Arduino is used by many professionals. It is cheap enough that you can buy it on your corporate cards and you boss won't ask many questions. As such many products start with an Ardunio based demo, and if/when the demo is a success it moves to a real company project with a real budget.

The question though is does this add value for the owners of Arduino? All too often when a project moves from the demo to real engineering (making a demo something you can sell is typically about ten times harder than the demo) you select all new hardware.

When professionals use Arduinos for such use cases, do they use the Arduino software platform or do they use the chio verndors' toolchains? Just curious how the professionals work with these things.

  • It depends, really. Mostly on who does the project.

    Some people hail from hacker town and will use whatever they have at hand. Some learned on vendor tooling, and would want it to be "proper", and would always try to use a vendor SDK with a vendor IDE. Some learned on vendor tooling and prefer not to use vendor tooling for "familiarity breeds contempt" reasons.

    As a degenerate case: I've seen software for an ESP32 board that was prototyped entirely in Arduino IDE, and we almost shipped it that way. Because the prototype team cooked, and when the "make it an actual product team" tried to remake it in ESP-IDF, they ended up with less features and more bugs. They got it together eventually though.

    • Thank you for sharing. As a hobbyist with a devotion to the field, I'm fascinated by how the actual professionals work. It's a very challenging domain.

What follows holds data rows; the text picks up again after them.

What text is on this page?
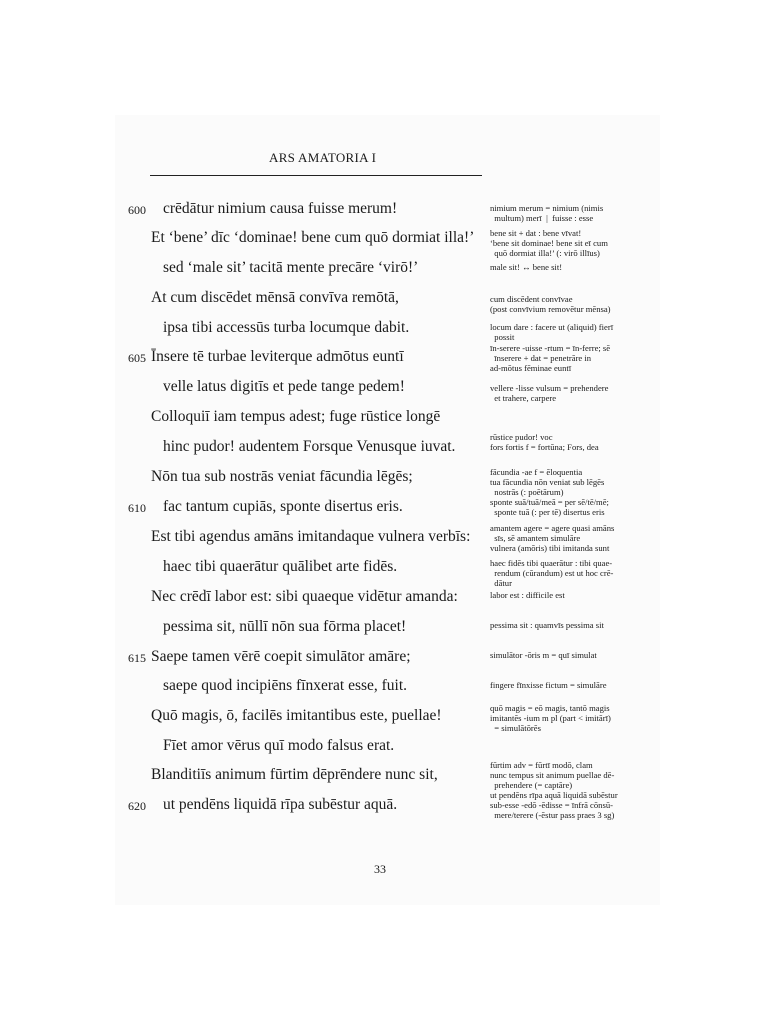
ARS AMATORIA I
600 crēdātur nimium causa fuisse merum!
Et ‘bene’ dīc ‘dominae! bene cum quō dormiat illa!’
sed ‘male sit’ tacitā mente precāre ‘virō!’
At cum discēdet mēnsā convīva remōtā,
ipsa tibi accessūs turba locumque dabit.
605 Īnsere tē turbae leviterque admōtus euntī
velle latus digitīs et pede tange pedem!
Colloquiī iam tempus adest; fuge rūstice longē
hinc pudor! audentem Forsque Venusque iuvat.
Nōn tua sub nostrās veniat fācundia lēgēs;
610 fac tantum cupiās, sponte disertus eris.
Est tibi agendus amāns imitandaque vulnera verbīs:
haec tibi quaerātur quālibet arte fidēs.
Nec crēdī labor est: sibi quaeque vidētur amanda:
pessima sit, nūllī nōn sua fōrma placet!
615 Saepe tamen vērē coepit simulātor amāre;
saepe quod incipiēns fīnxerat esse, fuit.
Quō magis, ō, facilēs imitantibus este, puellae!
Fīet amor vērus quī modo falsus erat.
Blanditiīs animum fūrtim dēprēndere nunc sit,
620 ut pendēns liquidā rīpa subēstur aquā.
nimium merum = nimium (nimis
multum) merī  |  fuisse : esse
bene sit + dat : bene vīvat!
‘bene sit dominae! bene sit eī cum
quō dormiat illa!’ (: virō illīus)
male sit! ↔ bene sit!
cum discēdent convīvae
(post convīvium removētur mēnsa)
locum dare : facere ut (aliquid) fierī
possit
īn-serere -uisse -rtum = īn-ferre; sē
īnserere + dat = penetrāre in
ad-mōtus fēminae euntī
vellere -lisse vulsum = prehendere
et trahere, carpere
rūstice pudor! voc
fors fortis f = fortūna; Fors, dea
fācundia -ae f = ēloquentia
tua fācundia nōn veniat sub lēgēs
nostrās (: poētārum)
sponte suā/tuā/meā = per sē/tē/mē;
sponte tuā (: per tē) disertus eris
amantem agere = agere quasi amāns
sīs, sē amantem simulāre
vulnera (amōris) tibi imitanda sunt
haec fidēs tibi quaerātur : tibi quae-
rendum (cūrandum) est ut hoc crē-
dātur
labor est : difficile est
pessima sit : quamvīs pessima sit
simulātor -ōris m = quī simulat
fingere fīnxisse fictum = simulāre
quō magis = eō magis, tantō magis
imitantēs -ium m pl (part < imitārī)
= simulātōrēs
fūrtim adv = fūrtī modō, clam
nunc tempus sit animum puellae dē-
prehendere (= captāre)
ut pendēns rīpa aquā liquidā subēstur
sub-esse -edō -ēdisse = īnfrā cōnsū-
mere/terere (-ēstur pass praes 3 sg)
33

  • From what I've heard (primarily in the music hardware space) is that it depends. Some use Arduino's software and language while others use the lower level toolchains.

    This is prototyping mostly so I'm not sure if any of the Arduino code actually gets shipped with production devices.

  • We use the whole Arduino software packages(IDE/toolchain/flashing tool). It's fast and proven to work.

    For ex, we want to prototype a new mux switch, and need to toggle some gpio from computer. We finished in 1 evening, with arduino and python on host.